Following the trail, on a grey, showery but slightly less blustery Monday morning we saw many references to the eels and there are displays, sculptures and other forms of artwork all along the route that commemorate the city's relationship and history with them. However, the trail does give a good way to find your way around and there is more to see in Ely than the eels. Its island past is obvious in the steep rise from the waterfront towards the centre. The cathedral, visible from many miles around across the flat landscape, really is magnificent.
A lot of property in the area around it is owned by the King's School, which is clearly extremely affluent. The Abbey Porta, begun in the fourteenth century, once the main entrance to Ely Monastery and later used as the Prior's Prison is now owned by the school.
As is this collection of buildings with the parish church behind it, which, we think, could easily be mistaken for the cathedral.
It has to be said that the buildings and the grounds around them are kept in immaculate condition.
The town itself has a really nice feel with some quirky and independent stores alongside the familiar high street names, which all seem unusually discreet. There are plenty of good pubs, bars, restaurants and cafes and the market square in the centre holds different types of market on several days of the week.
Down at the waterfront there is still plenty of history, as well as an art gallery, a very popular tearoom and a huge warehouse of tat. Billed as an antique centre, housed in an eighteenth century maltings building, with creaking wooden floors and rickety stairs, this claims to offer ten thousand square feet of 'antiques' of all kinds.
There is silver and glass and some furniture on display but primarily it is full of the most ridiculous junk, fit for a car boot sale. Yet no-one could go in there without finding themselves drawn to something in the clutter and anyone with a specific interest, from train sets to stamp collecting, could not fail to find something to pull at their purse strings, with a promise of extending their collection.
We rounded off our day with a tour of Oliver Cromwell's House.
Although the tourist information office and a gift shop are in the main foyer there is quite an extensive tour of the Lord Protector's former family home with an audio tour to guide you round and plenty of information on Cromwell's rise to prominence and his role in the Civil War. They also run Escape Rooms and a number of other activities for groups and the place is well worth an hour or two to visit.
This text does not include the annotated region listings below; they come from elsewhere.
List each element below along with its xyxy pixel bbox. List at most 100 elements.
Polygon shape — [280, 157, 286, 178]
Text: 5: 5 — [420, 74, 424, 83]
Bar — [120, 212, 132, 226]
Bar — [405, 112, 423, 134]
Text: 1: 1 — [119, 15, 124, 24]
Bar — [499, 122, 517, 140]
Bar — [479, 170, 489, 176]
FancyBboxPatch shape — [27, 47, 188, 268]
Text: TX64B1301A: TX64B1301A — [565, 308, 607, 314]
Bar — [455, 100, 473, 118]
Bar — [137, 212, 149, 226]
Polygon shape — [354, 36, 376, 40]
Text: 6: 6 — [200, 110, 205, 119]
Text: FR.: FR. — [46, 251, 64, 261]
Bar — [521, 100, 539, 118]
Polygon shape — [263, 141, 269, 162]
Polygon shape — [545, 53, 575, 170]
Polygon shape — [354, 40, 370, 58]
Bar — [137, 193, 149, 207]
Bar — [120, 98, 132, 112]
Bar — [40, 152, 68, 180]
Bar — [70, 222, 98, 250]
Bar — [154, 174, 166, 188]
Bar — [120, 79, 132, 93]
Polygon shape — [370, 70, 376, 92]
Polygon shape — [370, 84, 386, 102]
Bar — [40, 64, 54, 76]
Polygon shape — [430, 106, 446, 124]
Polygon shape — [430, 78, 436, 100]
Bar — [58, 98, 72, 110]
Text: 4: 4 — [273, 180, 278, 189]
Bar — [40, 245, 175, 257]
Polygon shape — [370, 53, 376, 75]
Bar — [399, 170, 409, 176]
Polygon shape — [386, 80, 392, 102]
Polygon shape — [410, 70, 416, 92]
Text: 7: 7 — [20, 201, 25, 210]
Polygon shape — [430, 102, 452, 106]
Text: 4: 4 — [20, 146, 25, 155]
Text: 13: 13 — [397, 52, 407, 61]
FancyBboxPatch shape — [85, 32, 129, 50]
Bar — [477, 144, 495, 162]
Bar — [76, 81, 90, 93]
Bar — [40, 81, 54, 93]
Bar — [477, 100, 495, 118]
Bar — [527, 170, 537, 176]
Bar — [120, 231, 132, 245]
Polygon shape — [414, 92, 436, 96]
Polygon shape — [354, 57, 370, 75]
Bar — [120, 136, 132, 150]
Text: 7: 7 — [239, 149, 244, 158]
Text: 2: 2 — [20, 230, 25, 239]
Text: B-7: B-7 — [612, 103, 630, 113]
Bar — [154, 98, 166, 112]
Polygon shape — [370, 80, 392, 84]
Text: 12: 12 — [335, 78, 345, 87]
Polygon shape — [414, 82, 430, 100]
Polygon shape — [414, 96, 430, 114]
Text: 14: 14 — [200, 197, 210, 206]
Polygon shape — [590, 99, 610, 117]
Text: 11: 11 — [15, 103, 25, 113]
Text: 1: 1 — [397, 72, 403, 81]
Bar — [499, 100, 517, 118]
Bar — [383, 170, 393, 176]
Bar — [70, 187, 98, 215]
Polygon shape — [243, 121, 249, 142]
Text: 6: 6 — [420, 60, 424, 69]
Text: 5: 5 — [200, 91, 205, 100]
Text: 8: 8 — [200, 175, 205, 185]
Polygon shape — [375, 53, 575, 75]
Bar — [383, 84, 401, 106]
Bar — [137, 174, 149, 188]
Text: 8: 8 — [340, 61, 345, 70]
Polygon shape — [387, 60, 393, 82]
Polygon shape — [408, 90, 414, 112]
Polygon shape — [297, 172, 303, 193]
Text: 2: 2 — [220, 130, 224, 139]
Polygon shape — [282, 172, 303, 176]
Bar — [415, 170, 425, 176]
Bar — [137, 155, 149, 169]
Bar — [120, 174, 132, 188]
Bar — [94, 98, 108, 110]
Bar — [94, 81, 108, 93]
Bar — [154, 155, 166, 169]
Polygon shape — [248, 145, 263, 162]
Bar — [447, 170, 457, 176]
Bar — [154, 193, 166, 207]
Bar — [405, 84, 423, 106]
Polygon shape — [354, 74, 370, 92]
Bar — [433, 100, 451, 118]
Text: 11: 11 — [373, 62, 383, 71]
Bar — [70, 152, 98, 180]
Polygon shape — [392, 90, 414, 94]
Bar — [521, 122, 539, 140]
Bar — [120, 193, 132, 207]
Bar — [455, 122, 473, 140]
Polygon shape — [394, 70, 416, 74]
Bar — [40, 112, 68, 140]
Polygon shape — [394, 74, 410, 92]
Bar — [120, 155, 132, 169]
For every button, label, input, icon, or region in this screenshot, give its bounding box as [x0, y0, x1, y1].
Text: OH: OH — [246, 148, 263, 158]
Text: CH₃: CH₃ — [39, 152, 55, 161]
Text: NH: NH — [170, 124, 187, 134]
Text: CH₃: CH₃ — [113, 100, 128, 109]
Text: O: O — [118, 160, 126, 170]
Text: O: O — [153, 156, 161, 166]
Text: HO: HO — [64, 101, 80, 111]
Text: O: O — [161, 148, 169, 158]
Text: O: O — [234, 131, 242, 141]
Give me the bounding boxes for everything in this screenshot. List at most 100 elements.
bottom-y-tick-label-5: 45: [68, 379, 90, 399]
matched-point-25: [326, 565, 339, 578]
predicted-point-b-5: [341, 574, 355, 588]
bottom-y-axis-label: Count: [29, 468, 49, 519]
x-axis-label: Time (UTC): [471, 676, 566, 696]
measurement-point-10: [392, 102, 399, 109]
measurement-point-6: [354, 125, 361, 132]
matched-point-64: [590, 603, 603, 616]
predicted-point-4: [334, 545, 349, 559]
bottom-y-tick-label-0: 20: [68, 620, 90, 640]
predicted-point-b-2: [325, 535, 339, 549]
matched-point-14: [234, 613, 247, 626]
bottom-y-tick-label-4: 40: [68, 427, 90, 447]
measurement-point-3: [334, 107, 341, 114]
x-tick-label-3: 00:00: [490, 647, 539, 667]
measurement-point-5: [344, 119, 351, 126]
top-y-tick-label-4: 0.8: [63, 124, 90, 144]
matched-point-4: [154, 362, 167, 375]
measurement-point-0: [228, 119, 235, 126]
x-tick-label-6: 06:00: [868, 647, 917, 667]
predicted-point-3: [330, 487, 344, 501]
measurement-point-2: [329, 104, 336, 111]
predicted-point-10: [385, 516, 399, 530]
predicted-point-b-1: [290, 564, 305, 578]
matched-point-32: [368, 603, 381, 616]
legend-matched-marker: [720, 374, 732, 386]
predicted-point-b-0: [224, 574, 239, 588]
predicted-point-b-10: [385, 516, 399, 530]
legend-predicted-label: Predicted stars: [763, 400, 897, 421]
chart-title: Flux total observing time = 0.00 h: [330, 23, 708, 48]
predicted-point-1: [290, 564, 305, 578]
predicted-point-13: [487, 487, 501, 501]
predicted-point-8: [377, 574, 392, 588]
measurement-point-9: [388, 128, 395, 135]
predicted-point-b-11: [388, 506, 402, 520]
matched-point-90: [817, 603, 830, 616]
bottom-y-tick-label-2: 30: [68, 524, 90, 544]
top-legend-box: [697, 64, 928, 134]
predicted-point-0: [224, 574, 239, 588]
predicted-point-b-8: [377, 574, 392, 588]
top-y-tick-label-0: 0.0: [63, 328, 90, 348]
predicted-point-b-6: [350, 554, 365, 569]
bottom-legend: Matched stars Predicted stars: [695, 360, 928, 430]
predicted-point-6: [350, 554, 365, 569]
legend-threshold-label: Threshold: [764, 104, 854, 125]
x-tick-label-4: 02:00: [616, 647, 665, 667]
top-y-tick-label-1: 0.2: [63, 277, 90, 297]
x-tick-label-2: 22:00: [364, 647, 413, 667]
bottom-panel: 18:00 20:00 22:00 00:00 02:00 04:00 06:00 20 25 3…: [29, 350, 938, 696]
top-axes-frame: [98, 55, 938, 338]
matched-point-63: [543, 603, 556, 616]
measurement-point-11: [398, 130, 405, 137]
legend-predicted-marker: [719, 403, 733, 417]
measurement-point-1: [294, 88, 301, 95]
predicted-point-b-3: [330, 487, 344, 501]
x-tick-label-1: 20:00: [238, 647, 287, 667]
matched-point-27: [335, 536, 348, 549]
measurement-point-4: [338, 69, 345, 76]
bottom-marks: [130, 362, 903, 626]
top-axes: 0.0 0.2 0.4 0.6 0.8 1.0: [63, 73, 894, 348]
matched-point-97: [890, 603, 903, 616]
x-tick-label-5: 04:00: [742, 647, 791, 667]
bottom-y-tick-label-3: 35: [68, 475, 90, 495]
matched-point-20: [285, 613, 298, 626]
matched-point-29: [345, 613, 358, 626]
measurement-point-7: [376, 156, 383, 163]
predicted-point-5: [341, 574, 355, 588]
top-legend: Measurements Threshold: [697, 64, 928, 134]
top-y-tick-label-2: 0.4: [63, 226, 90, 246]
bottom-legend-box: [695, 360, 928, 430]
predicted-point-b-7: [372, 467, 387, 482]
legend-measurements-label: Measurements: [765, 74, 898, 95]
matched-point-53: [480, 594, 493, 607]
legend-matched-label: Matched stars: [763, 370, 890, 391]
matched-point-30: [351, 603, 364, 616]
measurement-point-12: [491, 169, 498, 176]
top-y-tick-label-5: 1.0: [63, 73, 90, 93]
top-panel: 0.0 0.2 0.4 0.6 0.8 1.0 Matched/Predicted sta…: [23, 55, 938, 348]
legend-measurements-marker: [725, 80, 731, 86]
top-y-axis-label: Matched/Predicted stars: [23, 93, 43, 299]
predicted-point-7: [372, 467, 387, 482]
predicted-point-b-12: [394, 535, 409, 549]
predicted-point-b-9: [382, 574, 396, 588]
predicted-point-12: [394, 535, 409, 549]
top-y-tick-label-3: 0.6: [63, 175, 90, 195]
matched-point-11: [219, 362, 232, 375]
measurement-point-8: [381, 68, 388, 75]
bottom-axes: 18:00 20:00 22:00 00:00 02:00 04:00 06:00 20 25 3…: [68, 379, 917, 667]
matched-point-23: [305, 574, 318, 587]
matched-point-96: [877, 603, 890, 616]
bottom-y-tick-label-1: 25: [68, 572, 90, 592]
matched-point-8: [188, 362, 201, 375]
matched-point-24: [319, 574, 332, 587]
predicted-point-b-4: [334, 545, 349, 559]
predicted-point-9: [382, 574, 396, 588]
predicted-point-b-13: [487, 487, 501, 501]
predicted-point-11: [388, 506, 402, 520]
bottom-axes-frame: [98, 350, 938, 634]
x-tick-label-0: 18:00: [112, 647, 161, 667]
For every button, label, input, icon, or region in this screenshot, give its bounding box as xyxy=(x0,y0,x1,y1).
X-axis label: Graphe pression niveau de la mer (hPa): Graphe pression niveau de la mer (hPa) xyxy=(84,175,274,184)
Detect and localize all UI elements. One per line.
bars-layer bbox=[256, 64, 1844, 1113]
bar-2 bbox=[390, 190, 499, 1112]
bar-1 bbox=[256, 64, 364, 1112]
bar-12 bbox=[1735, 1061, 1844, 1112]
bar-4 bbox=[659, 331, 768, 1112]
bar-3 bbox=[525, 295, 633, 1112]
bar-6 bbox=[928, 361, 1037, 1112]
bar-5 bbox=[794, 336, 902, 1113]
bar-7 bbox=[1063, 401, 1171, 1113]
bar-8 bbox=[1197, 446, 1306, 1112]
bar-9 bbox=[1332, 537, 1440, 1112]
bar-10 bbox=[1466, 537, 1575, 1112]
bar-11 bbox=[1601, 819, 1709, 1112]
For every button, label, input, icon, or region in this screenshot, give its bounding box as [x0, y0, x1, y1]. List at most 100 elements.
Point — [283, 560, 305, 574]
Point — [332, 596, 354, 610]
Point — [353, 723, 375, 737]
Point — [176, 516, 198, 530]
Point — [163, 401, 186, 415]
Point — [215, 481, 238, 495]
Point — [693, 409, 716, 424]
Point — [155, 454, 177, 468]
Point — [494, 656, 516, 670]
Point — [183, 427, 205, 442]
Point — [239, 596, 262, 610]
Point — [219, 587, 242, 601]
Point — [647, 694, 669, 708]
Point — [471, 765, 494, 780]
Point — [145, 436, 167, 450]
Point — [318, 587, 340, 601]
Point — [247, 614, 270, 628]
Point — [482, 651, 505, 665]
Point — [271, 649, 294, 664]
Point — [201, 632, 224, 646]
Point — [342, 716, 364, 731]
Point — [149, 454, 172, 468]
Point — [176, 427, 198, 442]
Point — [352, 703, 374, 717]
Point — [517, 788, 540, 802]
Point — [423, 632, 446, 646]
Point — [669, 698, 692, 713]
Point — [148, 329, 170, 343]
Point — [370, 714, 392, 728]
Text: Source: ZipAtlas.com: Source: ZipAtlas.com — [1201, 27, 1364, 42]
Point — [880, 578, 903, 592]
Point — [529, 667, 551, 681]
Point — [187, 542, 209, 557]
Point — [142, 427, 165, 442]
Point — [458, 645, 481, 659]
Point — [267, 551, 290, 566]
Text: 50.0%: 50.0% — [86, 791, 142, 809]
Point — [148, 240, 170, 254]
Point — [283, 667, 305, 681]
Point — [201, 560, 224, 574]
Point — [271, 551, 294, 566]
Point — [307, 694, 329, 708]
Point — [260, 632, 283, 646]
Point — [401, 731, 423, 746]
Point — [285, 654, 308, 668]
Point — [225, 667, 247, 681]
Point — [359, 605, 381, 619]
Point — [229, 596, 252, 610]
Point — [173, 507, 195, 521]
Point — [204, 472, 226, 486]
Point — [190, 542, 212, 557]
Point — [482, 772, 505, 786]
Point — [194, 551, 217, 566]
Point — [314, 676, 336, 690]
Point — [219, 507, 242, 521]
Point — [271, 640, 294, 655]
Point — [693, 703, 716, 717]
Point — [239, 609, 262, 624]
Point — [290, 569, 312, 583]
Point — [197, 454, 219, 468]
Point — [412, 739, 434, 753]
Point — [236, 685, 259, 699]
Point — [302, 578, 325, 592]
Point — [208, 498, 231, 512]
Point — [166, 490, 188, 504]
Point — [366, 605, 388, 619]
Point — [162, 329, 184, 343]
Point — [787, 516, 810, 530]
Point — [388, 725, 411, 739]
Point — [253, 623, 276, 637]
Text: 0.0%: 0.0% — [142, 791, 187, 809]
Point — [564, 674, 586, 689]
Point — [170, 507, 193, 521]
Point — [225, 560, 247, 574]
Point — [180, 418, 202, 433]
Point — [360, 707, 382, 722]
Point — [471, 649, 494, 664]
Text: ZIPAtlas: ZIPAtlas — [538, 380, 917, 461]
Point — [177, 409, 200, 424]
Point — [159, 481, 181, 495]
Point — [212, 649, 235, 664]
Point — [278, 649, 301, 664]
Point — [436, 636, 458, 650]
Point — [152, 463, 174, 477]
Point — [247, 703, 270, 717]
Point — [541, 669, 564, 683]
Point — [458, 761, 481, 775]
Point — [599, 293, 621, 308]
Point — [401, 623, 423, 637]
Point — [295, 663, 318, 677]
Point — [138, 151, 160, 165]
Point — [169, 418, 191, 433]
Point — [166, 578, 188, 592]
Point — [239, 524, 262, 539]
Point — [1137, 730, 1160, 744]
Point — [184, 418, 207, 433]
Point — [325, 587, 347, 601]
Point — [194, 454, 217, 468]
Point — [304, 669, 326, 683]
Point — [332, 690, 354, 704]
Overall, Ely seemed a very nice place with a good atmosphere and everything you could possibly need, except a mobile broadband signal. This is the only place, so far, where we have struggled to get any decent internet access since we added the O2 SIM to our armoury back in Milton Keynes. In Ely there was a decent signal only at the very top of the town, whether on O2 or EE and almost nothing elsewhere. For an actual city, in such an affluent area and so well-appointed in other ways this seemed really strange.